Construct a circle of radius 3.5cm and construct a central angle of measure $80{}^\circ $ and an inscribed angle subtended by the same arc. Construct tangents at the endpoints of the arc and extend them to intersect each other. Comment your observations

Answer 1

Hint: Tangent to a circle forms a right angle with the radius at the point of contact. Hence when drawing tangent at a point on the circle, join the centre of the circle with the point and draw a line perpendicular to that line passing through the given point. The line hence constructed will be tangent to the circle.

Complete step-by-step answer:

The constructed figure is as shown above.
Steps of Construction:
[1] Mark a point O on the paper.
[2] With O as centre and radius OP = 3.5cm draw a circle.
[3] Mark any point A on the circle.
[4] Using a protractor construct an angle of $80{}^\circ $ on the line OA and let the other arm of the angle meet the circle at point C.
[5] Mark any point B in the alternate segment.
[6] Join CB and AB. $\angle \text{CBA}$ is an inscribed angle subtended by the minor arc $\overset\frown{AC}$ .
[7] Draw $\angle \text{DCO=90}{}^\circ $ and $\angle \text{EAO=90}{}^\circ $ . Let DC and EA meet at point T.
[8] Hence TA and TC are the tangents at the points of the minor arc $\overset\frown{AC}$ .
[9] measure $\angle \text{CBA}$ and $\angle \text{CTA}$
Observations: $\angle \text{CBA=40}{}^\circ \text{=}\dfrac{1}{2}\angle \text{COA}$ and $\angle \text{CTA=180}{}^\circ \text{-}\angle \text{COA}$.
[a] Hence the angle subtended by an arc in the alternate segment is half the angle subtended by the arc at the centre of the circle.
[b] If tangents at any two points A and B of a circle with centre O meet at T, then TAOC is a cyclic quadrilateral. TAOC is also a kite.
Note: [1] Angle subtended by an arc at the centre of a circle is twice the angle subtended by the arc in the alternate segment.
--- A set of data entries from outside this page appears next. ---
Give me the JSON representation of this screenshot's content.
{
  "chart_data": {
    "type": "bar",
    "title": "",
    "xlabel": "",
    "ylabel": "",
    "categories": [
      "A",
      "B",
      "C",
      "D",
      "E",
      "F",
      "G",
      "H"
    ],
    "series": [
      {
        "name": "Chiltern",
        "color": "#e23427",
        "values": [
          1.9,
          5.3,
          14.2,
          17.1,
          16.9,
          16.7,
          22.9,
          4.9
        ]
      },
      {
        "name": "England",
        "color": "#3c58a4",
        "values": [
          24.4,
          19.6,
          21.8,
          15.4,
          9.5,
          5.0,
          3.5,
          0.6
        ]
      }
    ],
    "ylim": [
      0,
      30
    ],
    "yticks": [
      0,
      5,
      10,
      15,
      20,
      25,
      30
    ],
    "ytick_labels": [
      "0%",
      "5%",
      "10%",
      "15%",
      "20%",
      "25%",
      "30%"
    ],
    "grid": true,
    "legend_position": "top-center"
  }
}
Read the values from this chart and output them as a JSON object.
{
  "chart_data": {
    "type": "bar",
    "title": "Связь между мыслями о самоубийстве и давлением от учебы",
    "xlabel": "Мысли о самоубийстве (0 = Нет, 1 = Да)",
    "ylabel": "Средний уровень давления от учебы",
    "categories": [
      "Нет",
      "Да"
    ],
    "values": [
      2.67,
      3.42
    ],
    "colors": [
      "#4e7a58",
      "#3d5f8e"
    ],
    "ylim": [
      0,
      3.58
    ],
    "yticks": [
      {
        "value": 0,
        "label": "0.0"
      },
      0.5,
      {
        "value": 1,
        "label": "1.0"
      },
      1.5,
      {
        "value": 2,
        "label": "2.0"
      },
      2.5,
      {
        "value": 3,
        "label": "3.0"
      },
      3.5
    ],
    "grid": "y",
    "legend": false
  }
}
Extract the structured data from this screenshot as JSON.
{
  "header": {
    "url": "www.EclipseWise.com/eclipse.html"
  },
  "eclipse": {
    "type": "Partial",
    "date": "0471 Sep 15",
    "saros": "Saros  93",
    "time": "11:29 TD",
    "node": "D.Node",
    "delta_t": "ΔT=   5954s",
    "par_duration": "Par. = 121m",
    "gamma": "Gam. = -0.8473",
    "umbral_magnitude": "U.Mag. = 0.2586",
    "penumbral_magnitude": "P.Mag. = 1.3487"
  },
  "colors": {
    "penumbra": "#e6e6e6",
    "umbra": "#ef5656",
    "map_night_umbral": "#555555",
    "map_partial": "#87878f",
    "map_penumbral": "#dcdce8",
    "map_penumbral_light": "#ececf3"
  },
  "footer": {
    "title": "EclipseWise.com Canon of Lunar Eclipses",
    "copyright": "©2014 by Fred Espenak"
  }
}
Hence from the diagram above, we have $\angle \text{COA=2}\angle \text{CBA}$
Proof:
In the triangle COB, $\angle \text{COG}$ is an exterior angle.
So, we have
$\angle \text{COG=}\angle \text{CBO+}\angle \text{BCO }\left\{ \because \text{exterior angle property} \right\}$
Since OB = OC {radii of the same circle},
So, we have $\angle \text{CBO=}\angle \text{BCO}$
Hence $\angle \text{COG=2}\angle \text{CBO (i)}$
Similarly $\angle \text{AOG=2}\angle \text{ABO (ii)}$
Adding equation (i) and equation (ii), we get
$\begin{align}
  & \angle \text{AOG+}\angle \text{COG=2}\angle \text{ABO+2}\angle \text{CBO} \\
 & \Rightarrow \angle \text{COA=2}\angle \text{CBA} \\
\end{align}$
Hence proved.
[2] If tangents at any two points A and B of a circle with centre O meet at T, then TAOC is a cyclic quadrilateral. TAOC is also a kite.

Proof:
Since CT is tangent to the circle, we have $\text{CT}\bot \text{OC}$
Similarly $\text{OA}\bot \text{AT}$
Hence $\angle \text{OCT+}\angle \text{OAT=90}{}^\circ \text{+90}{}^\circ \text{=180}{}^\circ $
Applying angle sum property in quadrilateral TAOC, we get
$\angle \text{CTA+}\angle \text{COA=180}{}^\circ $
Hence TAOC is a cyclic quadrilateral.
Also in triangle OAT and OCT, we have
$\angle \text{OAT=}\angle \text{OCT}$ (each 90)
OT = OT (common side)
OA = OC (radii of the same circle)
Hence $\Delta \text{OAT}\cong \Delta \text{OCT by RHS congruency}$
Hence OA = OC and AT = CT (corresponding parts of congruent triangles)
Hence TAOC is a kite.